Het ademproces in de mixines wordt uitgevoerd door de aanzuiging van het zeewater door de enige nasale opening die ze presenteren, en later wordt dit verdreven door de kieuwkanalen.

In kieuwzakken wordt zuurstof naar de bloedvaten getransporteerd en verlaat koolstofdioxide het lichaam door diffusie. Verticale openingen kunnen in aantal variëren, van één tot 14 aan elke zijde van het lichaam.

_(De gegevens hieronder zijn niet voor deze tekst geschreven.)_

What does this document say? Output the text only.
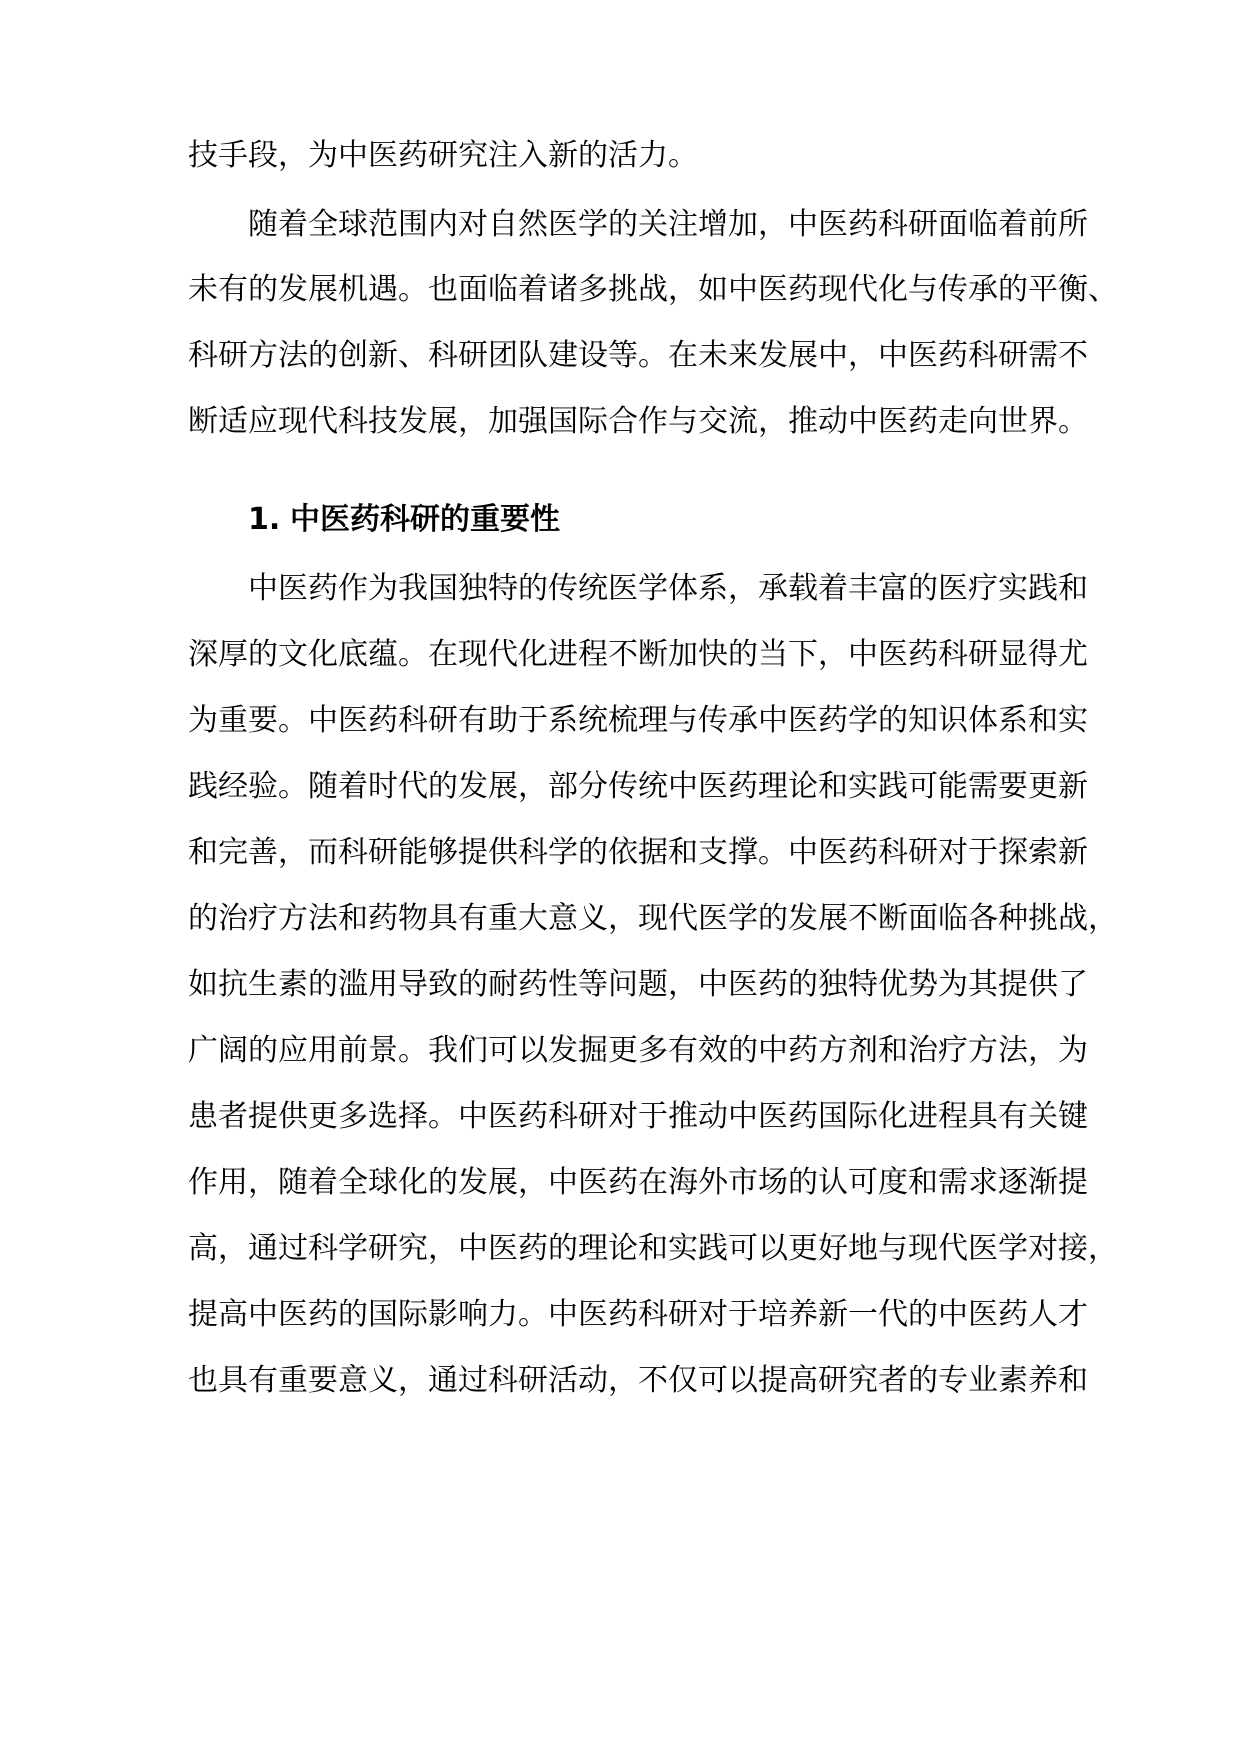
技手段，为中医药研究注入新的活力。
随着全球范围内对自然医学的关注增加，中医药科研面临着前所
未有的发展机遇。也面临着诸多挑战，如中医药现代化与传承的平衡、
科研方法的创新、科研团队建设等。在未来发展中，中医药科研需不
断适应现代科技发展，加强国际合作与交流，推动中医药走向世界。
1. 中医药科研的重要性
中医药作为我国独特的传统医学体系，承载着丰富的医疗实践和
深厚的文化底蕴。在现代化进程不断加快的当下，中医药科研显得尤
为重要。中医药科研有助于系统梳理与传承中医药学的知识体系和实
践经验。随着时代的发展，部分传统中医药理论和实践可能需要更新
和完善，而科研能够提供科学的依据和支撑。中医药科研对于探索新
的治疗方法和药物具有重大意义，现代医学的发展不断面临各种挑战，
如抗生素的滥用导致的耐药性等问题，中医药的独特优势为其提供了
广阔的应用前景。我们可以发掘更多有效的中药方剂和治疗方法，为
患者提供更多选择。中医药科研对于推动中医药国际化进程具有关键
作用，随着全球化的发展，中医药在海外市场的认可度和需求逐渐提
高，通过科学研究，中医药的理论和实践可以更好地与现代医学对接，
提高中医药的国际影响力。中医药科研对于培养新一代的中医药人才
也具有重要意义，通过科研活动，不仅可以提高研究者的专业素养和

De mixines ontwikkelden ook huidademhaling, als een aanpassing aan de lage concentraties omgevingszuurstof die te vinden zijn in de grote diepten waar ze gewoonlijk wonen..

referenties

  1. Bessonart, M. en A. Rodríguez. (2007). Agnates en Chondrichthyes. Faculteit Wetenschappen. Universiteit van de Republiek, Uruguay. 14 pp.
  2. Campbell, N. en J. Reece. (2007). Biology. Redactioneel Panamericana. 1351 pp.
  3. Guisande, C. et al. (2013). Haaien, roggen, chimera's, lampreuzen en moxiniden van de Atlantische kust van het Iberisch schiereiland en de Canarische eilanden. Ediciones Díaz de Santos. 227 pp.
  4. Martín C. en I. Sobrino. (2011). Huidige agnaten. Overeenkomsten en verschillen. Universiteit van Sevilla. Opgehaald van bioscripts.net
  5. Padilla, F. en A. Cuesta. (2003). Toegepaste zoölogie Ediciones Díaz de Santos. Madrid, Spanje 468 pp.
  6. Sanz, F. (2009). Voeding en voeding in de visteelt. Deel I. Stichting van het Spaanse observatorium voor aquacultuur. 803 pp.